2.3. Roles of white adipose tissue

WAT occurs in virtually all vertebrates, and the physiological basis for its presence has never been investigated thoroughly. Conversely, because of its diverse nature, WAT had been considered to occur almost universally in the animal body and had not been fully recognized as an anatomically organized tissue with site-specific properties until the past few decades (Wasserman 1965, Pond 1978, 1986, 1998, 1999). Although large variability in relative masses of depots and large individual and taxonomical differences are evident, a common pattern of a dozen or so adipose tissue depots can be found in all eutherian and metatherian mammals (Pond 1986). Unilocular white adipocytes are simple by their structure, store large amounts of TAGs during periods of energy excess and deliver fatty acids to other tissues as required. Despite of its simple structure, WAT performs numerous functions in the body that are related but not necessarily restricted with its anatomical locations, such as the provision for lactation (McNamara 1997).

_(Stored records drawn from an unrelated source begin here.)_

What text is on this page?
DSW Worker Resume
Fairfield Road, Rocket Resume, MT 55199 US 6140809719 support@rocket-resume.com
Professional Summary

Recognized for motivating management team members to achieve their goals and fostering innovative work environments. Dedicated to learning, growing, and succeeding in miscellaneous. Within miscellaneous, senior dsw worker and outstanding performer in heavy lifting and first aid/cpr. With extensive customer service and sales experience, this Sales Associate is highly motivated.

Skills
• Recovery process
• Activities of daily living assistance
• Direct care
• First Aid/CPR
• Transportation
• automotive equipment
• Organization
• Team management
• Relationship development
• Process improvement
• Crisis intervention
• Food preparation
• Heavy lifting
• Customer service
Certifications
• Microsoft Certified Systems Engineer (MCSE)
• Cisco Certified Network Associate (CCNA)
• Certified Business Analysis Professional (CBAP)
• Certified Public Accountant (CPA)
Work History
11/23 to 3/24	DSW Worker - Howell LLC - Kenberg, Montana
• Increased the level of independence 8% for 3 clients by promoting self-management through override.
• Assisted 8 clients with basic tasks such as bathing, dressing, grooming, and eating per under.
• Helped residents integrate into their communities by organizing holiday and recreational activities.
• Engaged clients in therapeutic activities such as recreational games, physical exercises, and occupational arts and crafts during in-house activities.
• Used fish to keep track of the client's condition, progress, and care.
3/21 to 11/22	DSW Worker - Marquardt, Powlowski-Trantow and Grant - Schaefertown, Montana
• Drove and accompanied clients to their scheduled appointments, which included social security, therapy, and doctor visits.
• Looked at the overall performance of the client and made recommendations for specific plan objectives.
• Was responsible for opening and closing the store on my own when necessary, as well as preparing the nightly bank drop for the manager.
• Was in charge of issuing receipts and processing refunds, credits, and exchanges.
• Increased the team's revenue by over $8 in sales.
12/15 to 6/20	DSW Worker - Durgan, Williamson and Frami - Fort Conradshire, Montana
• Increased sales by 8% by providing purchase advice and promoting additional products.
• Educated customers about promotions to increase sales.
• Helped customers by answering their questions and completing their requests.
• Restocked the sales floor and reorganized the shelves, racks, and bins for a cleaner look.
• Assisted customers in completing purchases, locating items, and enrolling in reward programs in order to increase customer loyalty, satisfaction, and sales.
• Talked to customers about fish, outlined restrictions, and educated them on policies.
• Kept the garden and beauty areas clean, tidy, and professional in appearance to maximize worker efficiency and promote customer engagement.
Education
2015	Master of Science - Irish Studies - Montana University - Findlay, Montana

The recently discovered secretory product of white adipocytes, leptin, has been proposed to play a role in the regulation of body weight and the total amount of adipose tissue in the body (Considine & Caro 1997, Schwartz et al. 2000). Leptin is expressed by the ob gene, which has extensive homology among vertebrates (Considine & Caro 1997). The original ‘lipostatic’ concept states that leptin is a hormonal substance that circulates in the blood and provides the brain with a signal about the amount of stored adipose tissue, thereby acting as a satiety factor (Kennedy 1953). Fasting and weight loss decrease the level of leptin in circulation, and weight gain and overfeeding increase it (Considine & Caro 1997, Trayhurn et al. 1998, Schwartz et al. 2000). The exact mechanism of the effect of leptin is not known. The sympathetic nervous system is proposed to play a key role in the regulation of leptin levels, possibly by downregulating leptin production via β₃-adrenoceptors (Trayhurn et al. 1998). Reduced blood leptin and insulin levels presumably increase the activity of anabolic neural pathways in the brain to boost appetite and feed intake, and thereby aim to restore energy homeostasis (Schwartz et al. 2000). Although WAT seems to be the main site of leptin production, leptin is also produced in other tissues, including BAT and placenta (Trayhurn et al. 1998), and may have versatile functions in the body.

Besides leptin, WAT also secretes a large number of other signals that affect energy homeostasis. These include pro-inflammatory cytokines, regulators of lipoprotein metabolism and growth factors, among others (Mohamed-Ali et al. 1998). Catecholamines, insulin and the sympathetic nervous system that modulate the adipocyte function also influence efferent signalling of adipose tissue (Mohamed-Ali et al. 1998, Trayhurn et al. 1998). WAT is thus increasingly being recognised as an active endocrine and paracrine organ, that closely interacts with other organs and tissues, and enables the organism to adapt to a wide range of metabolic challenges.

The lipolysis in WAT is catalyzed by hormone-sensitive lipase and stimulated by catecholamines, NA, and adrenaline (A) mainly via β₁-receptors (Hales et al. 1978). The lipolysis can be activated both by circulating catecholamines and by NA from the sympathetic nerve endings. The sympathetic stimulation of WAT is thought to increase the lipolysis in situations such as exercise, stress and cold exposure (Hales et al. 1978, Garofalo et al. 1996), but sympathetic stimulation has been considered unlikely during starvation, when a fall in circulating insulin has been considered to be a major stimulus (Hales et al. 1978). Recently, it has been shown that prolonged fasting also induces sympathetic activity in WAT (Migliorini et al. 1997). The products of the lipolysis in WAT, or glycerol and FFAs are mainly delivered to the other tissues.